Stretching from China’s western city of Xining to Lhasa, the provincial capital of Tibet, the new rail line was built by 100,000 workers over a period of five years. It cost around $5 billion and stretches over 1956 kilometres.
Train 27 Special Express, dubbed the “Sky Train”, was hailed by Hu in his televised speech as a “magnificent feat by the Chinese people”. More accurately, the credit also belongs to the US’s General Electric and Canada’s Bombardier for the design and construction of rail engines and carriages able to withstand the journey through Tibet’s frozen alps. At one point the train reaches Tanggula Mountain, 5068 metres above sea level, and regarded by local Tibetans as “insurmountable even by eagles”.
By heralding the Sky Train as the fulfilment of a 100-year-old dream, Beijing admitted that China had eyed Tibet long before the bloody annexation of 1949. Even prior to the July 1 launch, the railway venture, by far the most ambitious and costly step in “China’s Great Leap West” to develop its western regions, had a negative impact on Tibetans.
Tibetan nomads were displaced from rural settings into cities totally alien to their culture, and the project exclusively enriched the Han Chinese, by now the dominant population in Tibet, via the employment which came with the project.
Fifty years ago, Tibet’s Qinghai Plateau was a scantly populated wilderness. Today, following “development a la China”, it is a land conquered and settled by Han engineers, miners, soldiers, police and prisoners. The streets of Lhasa, as too those of Shigatse, bear testimony to Tibetan “disappearance”: Han Chinese monopolise the running of factories, shops, bars and restaurants. In this context, despite China’s claims to the contrary, the anticipated economic windfall from the railway is unlikely to flow towards native Tibetans.
China’s earlier economic paradigm for Tibet led to the demolition of world-heritage neighbourhoods, as “Communist concrete” turned Lhasa into a Himalayan Bangkok, awash with bars, video arcades, military barracks and a thousand brothels. Thriving prostitution is attributed to tourism, the vast inflow of China’s military and the economic disparities resulting from rural-urban migration.
Most prostitutes are Han Chinese, but poverty has also driven Tibetan women into the sex industry. By day the brothels operate as hair salons and bars. By night they become “pink parlours”, where the flesh trade prospers under China’s modernisation drive.
China’s development model for Tibet reeks of cultural and religious genocide. Since 1949, an estimated 1.2 million Tibetans have been slaughtered at the behest of Beijing’s whims; 175,000 while held hostage in prison and labour camps, 150,000 from execution. To this day, displaying the Dalai Lama’s photograph or the Tibetan flag, or protesting the Chinese occupation, brings harsh penalties.
All but eight of Tibet’s 6259 Buddhist monasteries and convents were destroyed during the first 25 years of China’s occupation. Today the odd monastery is restored, but purely to attract tourist dollars.
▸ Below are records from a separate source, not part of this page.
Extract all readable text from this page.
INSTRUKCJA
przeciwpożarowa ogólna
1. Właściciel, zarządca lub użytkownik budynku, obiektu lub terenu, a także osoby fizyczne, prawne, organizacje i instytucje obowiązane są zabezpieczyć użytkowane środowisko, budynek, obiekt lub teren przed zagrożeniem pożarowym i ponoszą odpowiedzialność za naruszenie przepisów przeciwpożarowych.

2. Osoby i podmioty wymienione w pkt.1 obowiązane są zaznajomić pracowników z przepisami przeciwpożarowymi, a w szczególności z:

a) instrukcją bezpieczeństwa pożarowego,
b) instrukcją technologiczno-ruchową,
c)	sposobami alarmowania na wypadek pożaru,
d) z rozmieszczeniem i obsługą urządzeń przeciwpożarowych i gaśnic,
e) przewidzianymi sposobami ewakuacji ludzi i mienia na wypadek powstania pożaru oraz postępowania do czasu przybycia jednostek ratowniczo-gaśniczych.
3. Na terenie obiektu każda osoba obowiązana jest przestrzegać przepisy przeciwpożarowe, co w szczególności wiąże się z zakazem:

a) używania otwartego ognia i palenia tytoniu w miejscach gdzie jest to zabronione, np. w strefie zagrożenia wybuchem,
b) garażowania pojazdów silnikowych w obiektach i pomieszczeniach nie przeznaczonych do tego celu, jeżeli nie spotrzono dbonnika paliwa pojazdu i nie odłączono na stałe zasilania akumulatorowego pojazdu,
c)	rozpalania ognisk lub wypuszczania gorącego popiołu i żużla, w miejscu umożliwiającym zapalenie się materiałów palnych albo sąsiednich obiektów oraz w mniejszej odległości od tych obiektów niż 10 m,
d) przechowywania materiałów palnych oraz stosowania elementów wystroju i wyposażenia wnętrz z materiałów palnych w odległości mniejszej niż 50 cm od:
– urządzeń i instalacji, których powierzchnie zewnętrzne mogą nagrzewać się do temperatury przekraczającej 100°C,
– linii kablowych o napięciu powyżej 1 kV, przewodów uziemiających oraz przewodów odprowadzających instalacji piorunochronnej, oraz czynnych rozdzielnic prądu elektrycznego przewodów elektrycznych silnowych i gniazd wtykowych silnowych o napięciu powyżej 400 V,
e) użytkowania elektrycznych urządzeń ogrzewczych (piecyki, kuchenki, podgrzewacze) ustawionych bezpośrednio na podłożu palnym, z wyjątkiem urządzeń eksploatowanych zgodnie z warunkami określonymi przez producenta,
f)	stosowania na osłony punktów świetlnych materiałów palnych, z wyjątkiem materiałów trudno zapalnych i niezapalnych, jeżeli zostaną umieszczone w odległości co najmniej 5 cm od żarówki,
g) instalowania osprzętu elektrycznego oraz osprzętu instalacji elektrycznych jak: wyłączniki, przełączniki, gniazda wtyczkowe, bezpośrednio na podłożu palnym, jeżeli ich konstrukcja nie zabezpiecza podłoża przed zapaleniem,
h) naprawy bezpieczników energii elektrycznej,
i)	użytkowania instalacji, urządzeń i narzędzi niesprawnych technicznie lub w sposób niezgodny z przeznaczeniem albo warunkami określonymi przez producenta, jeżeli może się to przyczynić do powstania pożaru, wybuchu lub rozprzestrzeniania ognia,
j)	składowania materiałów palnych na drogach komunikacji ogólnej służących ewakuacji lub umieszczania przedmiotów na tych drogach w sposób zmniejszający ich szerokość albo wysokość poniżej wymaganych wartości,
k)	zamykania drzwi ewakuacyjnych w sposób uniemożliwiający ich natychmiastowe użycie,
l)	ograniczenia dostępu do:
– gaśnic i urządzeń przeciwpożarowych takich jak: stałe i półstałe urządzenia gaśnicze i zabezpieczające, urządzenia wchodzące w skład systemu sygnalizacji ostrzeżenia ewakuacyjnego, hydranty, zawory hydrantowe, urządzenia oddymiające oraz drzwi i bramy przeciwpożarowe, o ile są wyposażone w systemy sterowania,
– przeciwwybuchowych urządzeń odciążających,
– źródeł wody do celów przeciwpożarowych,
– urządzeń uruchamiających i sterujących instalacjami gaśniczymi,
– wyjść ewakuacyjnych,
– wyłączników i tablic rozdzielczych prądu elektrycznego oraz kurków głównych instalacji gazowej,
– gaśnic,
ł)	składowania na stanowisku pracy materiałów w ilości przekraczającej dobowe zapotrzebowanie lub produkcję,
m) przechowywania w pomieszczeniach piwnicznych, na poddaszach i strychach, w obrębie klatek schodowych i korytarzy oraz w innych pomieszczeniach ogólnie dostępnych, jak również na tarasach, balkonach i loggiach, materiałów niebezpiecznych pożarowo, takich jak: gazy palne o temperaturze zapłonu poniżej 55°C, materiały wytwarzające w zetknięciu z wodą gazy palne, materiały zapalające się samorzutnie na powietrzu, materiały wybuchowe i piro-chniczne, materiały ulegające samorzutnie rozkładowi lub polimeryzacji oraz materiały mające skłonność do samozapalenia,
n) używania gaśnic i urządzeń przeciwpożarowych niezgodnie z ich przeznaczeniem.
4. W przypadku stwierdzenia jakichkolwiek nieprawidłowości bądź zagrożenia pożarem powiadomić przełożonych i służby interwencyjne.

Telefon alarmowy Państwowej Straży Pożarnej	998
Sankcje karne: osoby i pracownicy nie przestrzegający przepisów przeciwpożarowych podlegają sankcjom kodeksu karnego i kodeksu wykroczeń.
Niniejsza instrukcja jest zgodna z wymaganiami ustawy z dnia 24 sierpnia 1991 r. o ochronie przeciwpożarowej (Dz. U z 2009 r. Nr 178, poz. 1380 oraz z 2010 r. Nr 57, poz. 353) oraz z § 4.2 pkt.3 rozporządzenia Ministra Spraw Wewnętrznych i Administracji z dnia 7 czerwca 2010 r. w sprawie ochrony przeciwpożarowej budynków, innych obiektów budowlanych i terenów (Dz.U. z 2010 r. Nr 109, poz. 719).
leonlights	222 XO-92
China’s phasing out of the Tibetan language from primary education has hastened Tibet’s identity crisis. The poor health care afforded Tibetan women translates to their being 40 times more likely to die in childbirth than mothers in Shanghai.
Like China’s development paradigm, the Sky Train project also has major flaws, with the rail’s foundations sinking into the permafrost and the thousands of yak grazing along the tracks becoming a derailment threat within the first month of operations.
Worryingly too, the line passes through an earthquake-prone zone where yearly tremors register around six on the Richter Scale. However, assessment of the earthquake impact of the rail’s cooling pipes in rural Tibet awaits the completion of a seismological monitoring system.
Train 27 Special Express undoubtedly facilitates the rapid mobilisation of China’s military strength against Tibetans. But the project also enables China to transfer the country’s entire export and import trade to an impenetrable warehouse on the roof of the world - Tibet.
Our Tibetan sisters and brothers are indeed an endangered species.